STANDISH OF DUXBURY
6.3. Colonel Richard [11B1] (c.1597-1662)
Helen Moorwood 2013
N.B. By clicking on the coloured title you can return to the original articles written in early 2004 and placed by Peter Duxbury on A Duxbury Family Website in March 2004, where this one still is, under:
N.B. Most of this text from 2004 still stands, with a few silent corrections and PIN Nos added to names. However, a new Family Tree has been produced, which supersedes any previous ones. See the note at the end. Meanwhile, this is part (4) of (1) to (16) CR. [2013 HM]
6.3. (4) CR Immediate Family
Richard’s uncle Alexander[10B2] (b. c.1568) was married to an Ireland of The Hutt, widow of Clifton, both old gentry families, but neither of which has occurred (as yet) as significant other than to prove, if more proof were needed, that the Standishes of Duxbury married into the top drawer.
Aunt Ratcliff(e) is interesting for two reasons: (1) this is the first instance in any Standish of Duxbury families of the use of a surname as a Christian name, aping a habit recently established by the aristocracy, it seems, and (2) she has been previously confused with Ratcliff(e), a daughter of Thomas the MP[11A1], thus compounding other muddles. As this Ratcliffe (in Family B) was presumably born within a decade or two of her brothers, this places her birth well before the end of the 16th century. The other one was born in the late 1620s.
Richard’s mother was Elizabeth Legh, a granddaughter of Sir Piers Legh of Lyme, daughter of his son and heir Piers/ Peter. This was obviously significant when Richard was looking for a second wife, who was to be a Legh (of Adlington?). We will meet her later.
The following family tree gives Colonel Richard’s most immediate relations, repeating the Visitation Pedigree above, but adding dates easily established by appearances in Parish Registers, the Admon of Alexander (d. 1648) and the Will of Anne (1651, whom Richard seems to have ‘adopted’ as a sister) and Colonel Richard’s own will (1657). The most striking fact is that none of Richard’s siblings married, apart from a possible final and tenth child born after 1613, named in Anne’s will in January 1651 as ‘sister Whalley’. This Anne is a bit of a mystery. She has been placed here with a question mark for her parents, but it is difficult to see where else she might have fitted into the family picture. A previous Pedigree Chart (Wilson, 1903) gives Thomas and Elizabeth née Vaux a daughter Ann who died at Dotchet in Devon, but this one definitely died in Duxbury and the one in Devon was almost certainly the young daughter of Captain Thomas, killed at the siege of Manchester, who also very confusingly married Elizabeth née Vaux, daughter of George. Anne of the Will (certainly daughter of Thomas, because she says so in her Will) was obviously the life and soul of the family and local community, naming dozens of people in her will as she distributed her goods, chattels – and money. She didn’t mention a dog, but she left money for a horse for baby Richard[12B1] (Colonel Richard’s son and heir), who had just been born.
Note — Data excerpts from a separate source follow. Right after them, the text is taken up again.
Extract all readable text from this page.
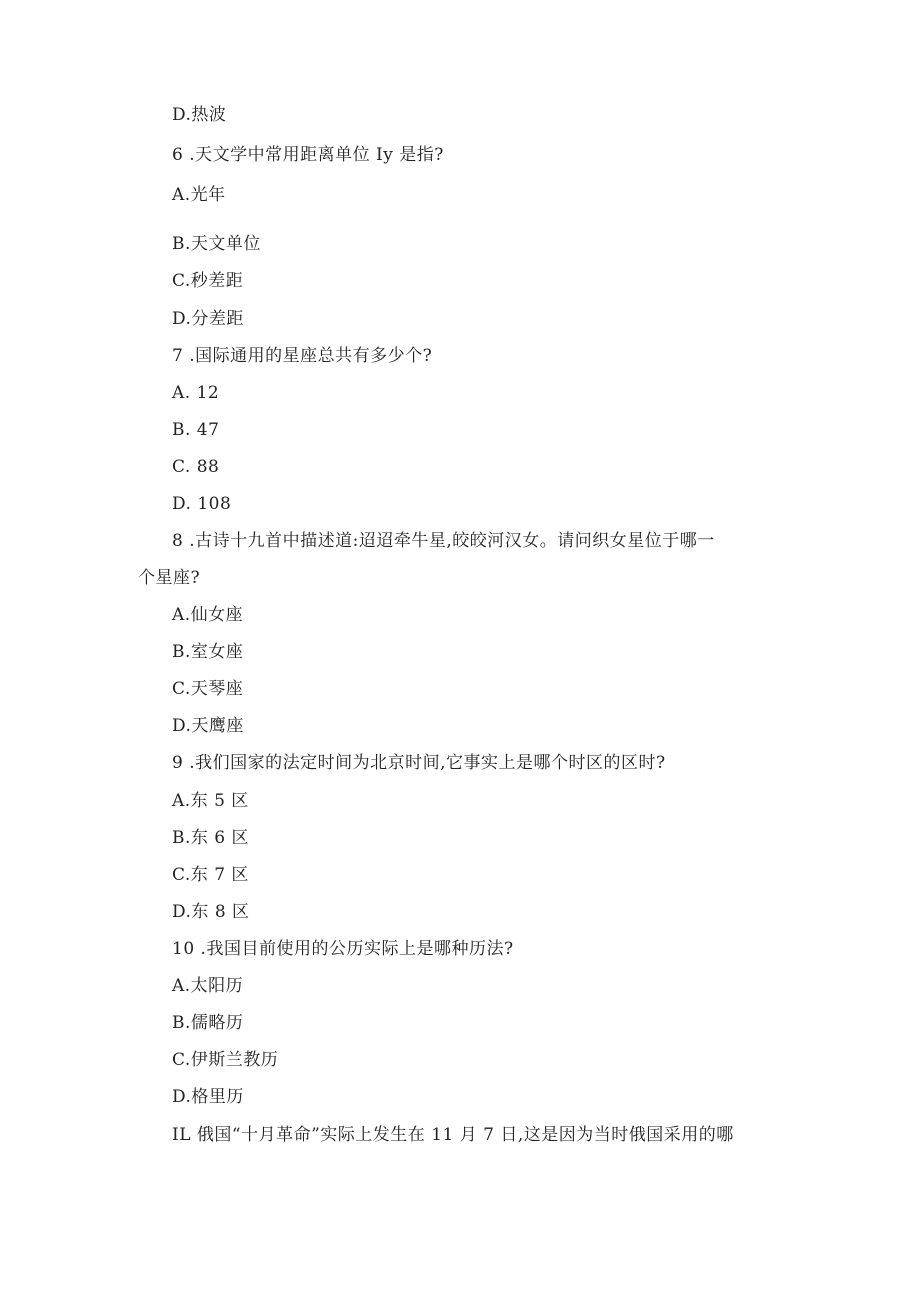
D.热波
6 .天文学中常用距离单位 Iy 是指?
A.光年
B.天文单位
C.秒差距
D.分差距
7 .国际通用的星座总共有多少个?
A. 12
B. 47
C. 88
D. 108
8 .古诗十九首中描述道:迢迢牵牛星,皎皎河汉女。请问织女星位于哪一
个星座?
A.仙女座
B.室女座
C.天琴座
D.天鹰座
9 .我们国家的法定时间为北京时间,它事实上是哪个时区的区时?
A.东 5 区
B.东 6 区
C.东 7 区
D.东 8 区
10 .我国目前使用的公历实际上是哪种历法?
A.太阳历
B.儒略历
C.伊斯兰教历
D.格里历
IL 俄国“十月革命”实际上发生在 11 月 7 日,这是因为当时俄国采用的哪
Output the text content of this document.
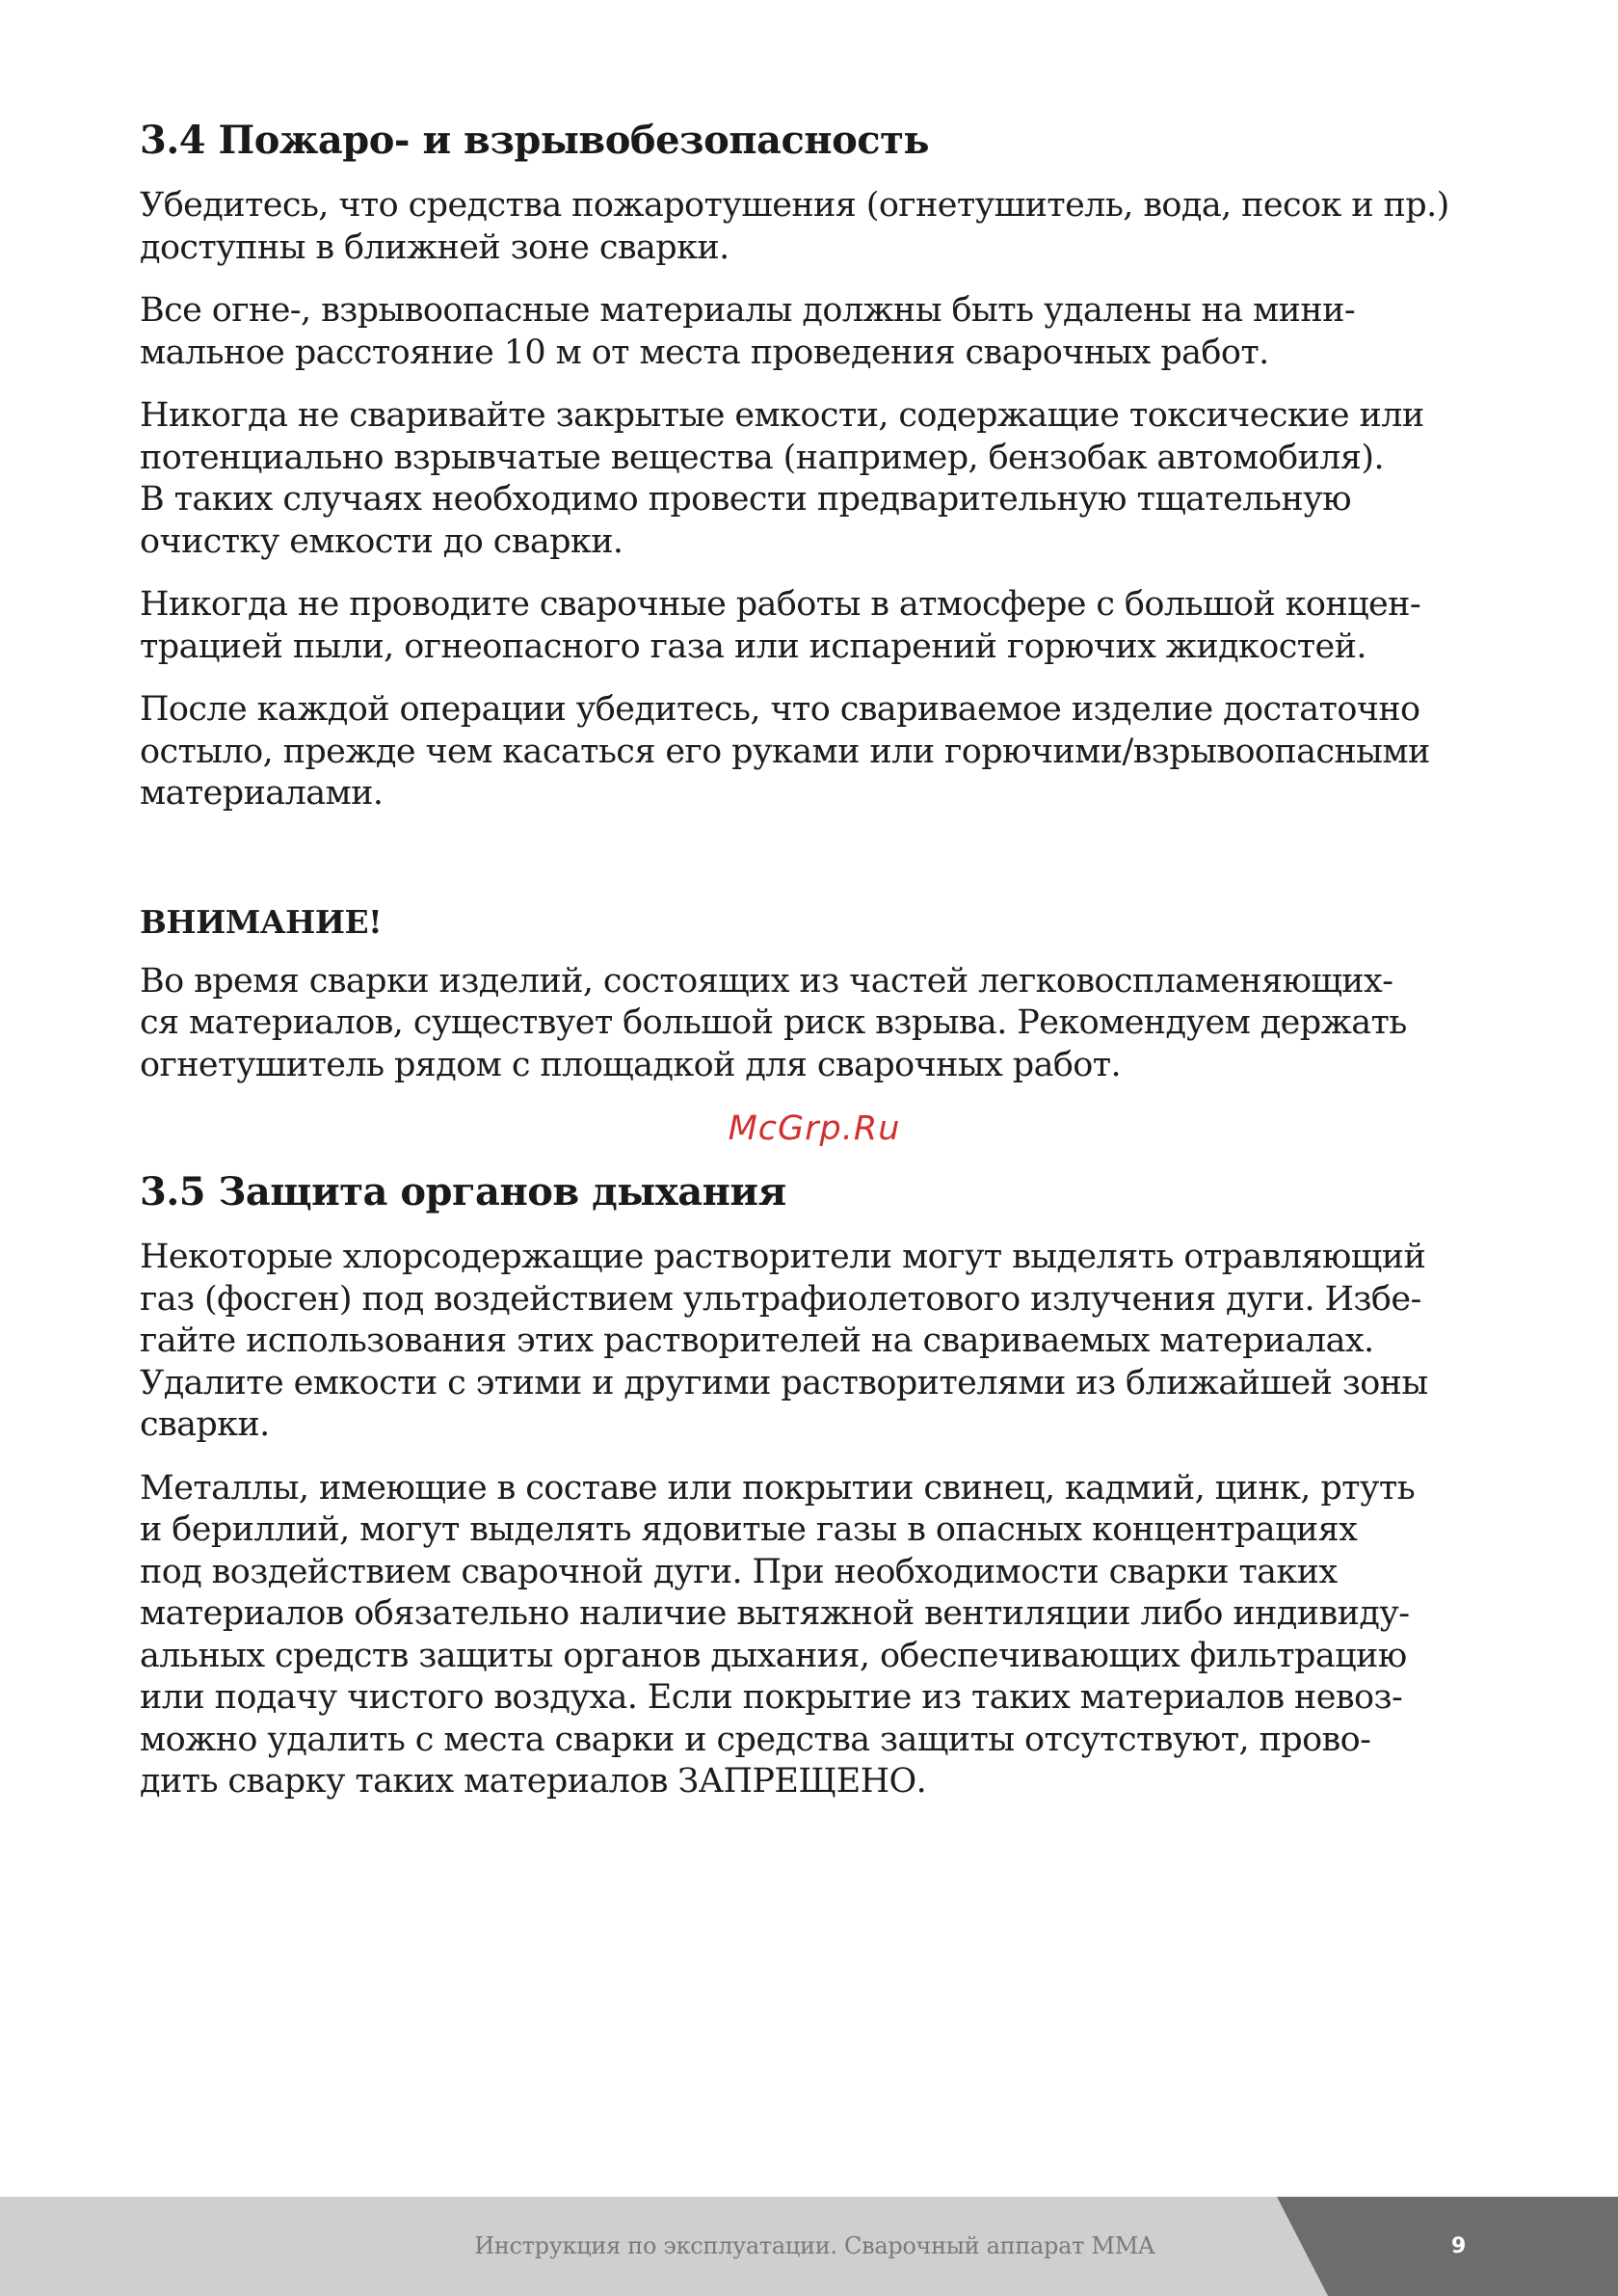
3.4 Пожаро- и взрывобезопасность

Убедитесь, что средства пожаротушения (огнетушитель, вода, песок и пр.)
доступны в ближней зоне сварки.

Все огне-, взрывоопасные материалы должны быть удалены на мини-
мальное расстояние 10 м от места проведения сварочных работ.

Никогда не сваривайте закрытые емкости, содержащие токсические или
потенциально взрывчатые вещества (например, бензобак автомобиля).
В таких случаях необходимо провести предварительную тщательную
очистку емкости до сварки.

Никогда не проводите сварочные работы в атмосфере с большой концен-
трацией пыли, огнеопасного газа или испарений горючих жидкостей.

После каждой операции убедитесь, что свариваемое изделие достаточно
остыло, прежде чем касаться его руками или горючими/взрывоопасными
материалами.

ВНИМАНИЕ!

Во время сварки изделий, состоящих из частей легковоспламеняющих-
ся материалов, существует большой риск взрыва. Рекомендуем держать
огнетушитель рядом с площадкой для сварочных работ.

McGrp.Ru
3.5 Защита органов дыхания

Некоторые хлорсодержащие растворители могут выделять отравляющий
газ (фосген) под воздействием ультрафиолетового излучения дуги. Избе-
гайте использования этих растворителей на свариваемых материалах.
Удалите емкости с этими и другими растворителями из ближайшей зоны
сварки.

Металлы, имеющие в составе или покрытии свинец, кадмий, цинк, ртуть
и бериллий, могут выделять ядовитые газы в опасных концентрациях
под воздействием сварочной дуги. При необходимости сварки таких
материалов обязательно наличие вытяжной вентиляции либо индивиду-
альных средств защиты органов дыхания, обеспечивающих фильтрацию
или подачу чистого воздуха. Если покрытие из таких материалов невоз-
можно удалить с места сварки и средства защиты отсутствуют, прово-
дить сварку таких материалов ЗАПРЕЩЕНО.

Инструкция по эксплуатации. Сварочный аппарат MMA	9
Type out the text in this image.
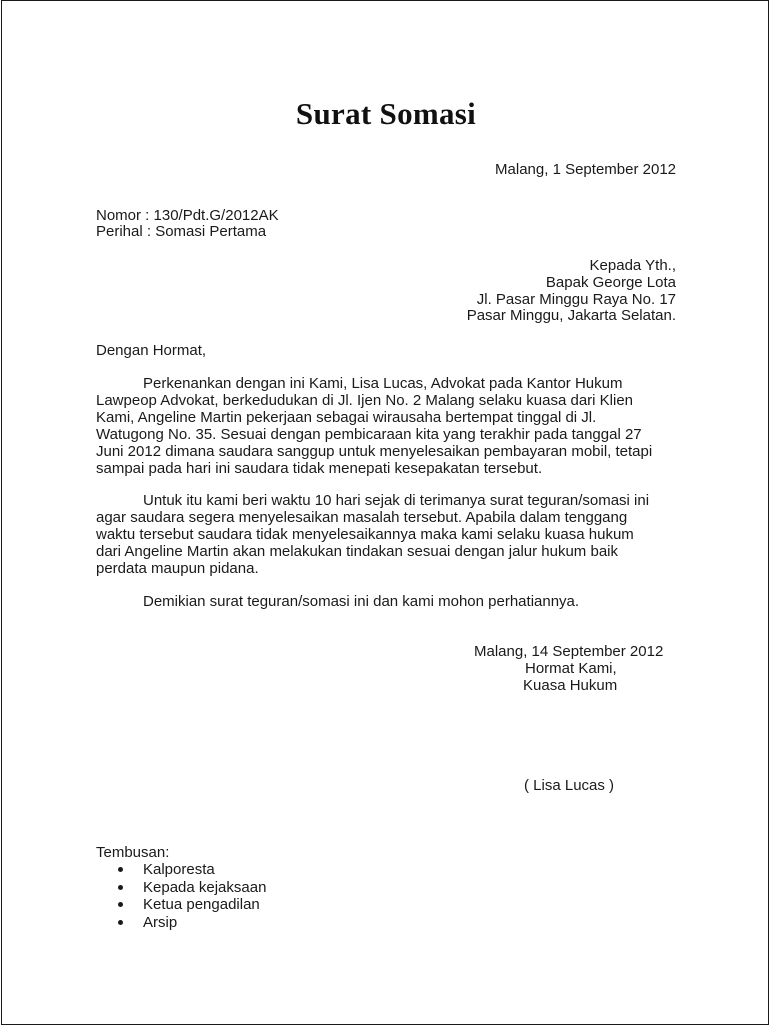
Surat Somasi
Malang, 1 September 2012
Nomor : 130/Pdt.G/2012AK
Perihal : Somasi Pertama
Kepada Yth.,
Bapak George Lota
Jl. Pasar Minggu Raya No. 17
Pasar Minggu, Jakarta Selatan.
Dengan Hormat,
Perkenankan dengan ini Kami, Lisa Lucas, Advokat pada Kantor Hukum
Lawpeop Advokat, berkedudukan di Jl. Ijen No. 2 Malang selaku kuasa dari Klien
Kami, Angeline Martin pekerjaan sebagai wirausaha bertempat tinggal di Jl.
Watugong No. 35. Sesuai dengan pembicaraan kita yang terakhir pada tanggal 27
Juni 2012 dimana saudara sanggup untuk menyelesaikan pembayaran mobil, tetapi
sampai pada hari ini saudara tidak menepati kesepakatan tersebut.
Untuk itu kami beri waktu 10 hari sejak di terimanya surat teguran/somasi ini
agar saudara segera menyelesaikan masalah tersebut. Apabila dalam tenggang
waktu tersebut saudara tidak menyelesaikannya maka kami selaku kuasa hukum
dari Angeline Martin akan melakukan tindakan sesuai dengan jalur hukum baik
perdata maupun pidana.
Demikian surat teguran/somasi ini dan kami mohon perhatiannya.
Malang, 14 September 2012
Hormat Kami,
Kuasa Hukum
( Lisa Lucas )
Tembusan:
Kalporesta
Kepada kejaksaan
Ketua pengadilan
Arsip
The brief family tree of 2004 has been omitted here, because the fairly definitive complete Family Tree is now given in 3. FT 3. Family B 1346-1756 and the 1613 Visitation Pedigree of this family is now given in 4. VP5. 1613 Family B.
Col. Richard’s maternal grandfather, a son of Sir Piers Legh of Lyme, has been searched for in vain amongst the Pedigree Charts given in Ormerod and all Legh VPs of 1613 and 1664/5. He is incorporated with several question marks on Family Tree 3. FT 6. Colonel Richard’s in-laws: LEGH of Lyme.
Proof of his father owning land in Manchester in 1597, “Mr Standysh new enclosure on the Low”, has since been found in Dr John Dee’s Diary, when he took a perambulation round Manchester as part of a “survey geometrical”. There was, as far as is known, no other Standish family living in Manchester at the time.
May 4th, I, with Sir Robert Barber, curat, and Robert Talsley, clerk of Manchester parish church, with diverse of the town of divers ages, went in perambulation to the bownds of Manchester parish: began at the Leeless Bench against Prestwich parish, and so had a vew of the thre corne staks, and then down tyll Mr. Standysh new enclosure on the Low, wher we stayed and vewed the stak yet standing in the bank of the dich, being from the corne a eleven measures of Mr. Standley’s stak then in his hand, and two fote more, which still I did measure afterward, and it did conteyn in Kentish feete 6 ynches and thre quarters. The survey geometricall of the very circuits of Manchester parish was ended in this, being the sixth day of my work.
(Dr John Dee’s Diary, p. 36, Online, Project Gutenberg.)
Consultation with Dr Michael Powell of Chetham’s Library in 2012 confirmed that no maps of Manchester exist that give these details, which might identify the site of “Mr. Standysh new enclosure on the Low”. Which “Mr. Standley” had lands next door is difficult to ascertain.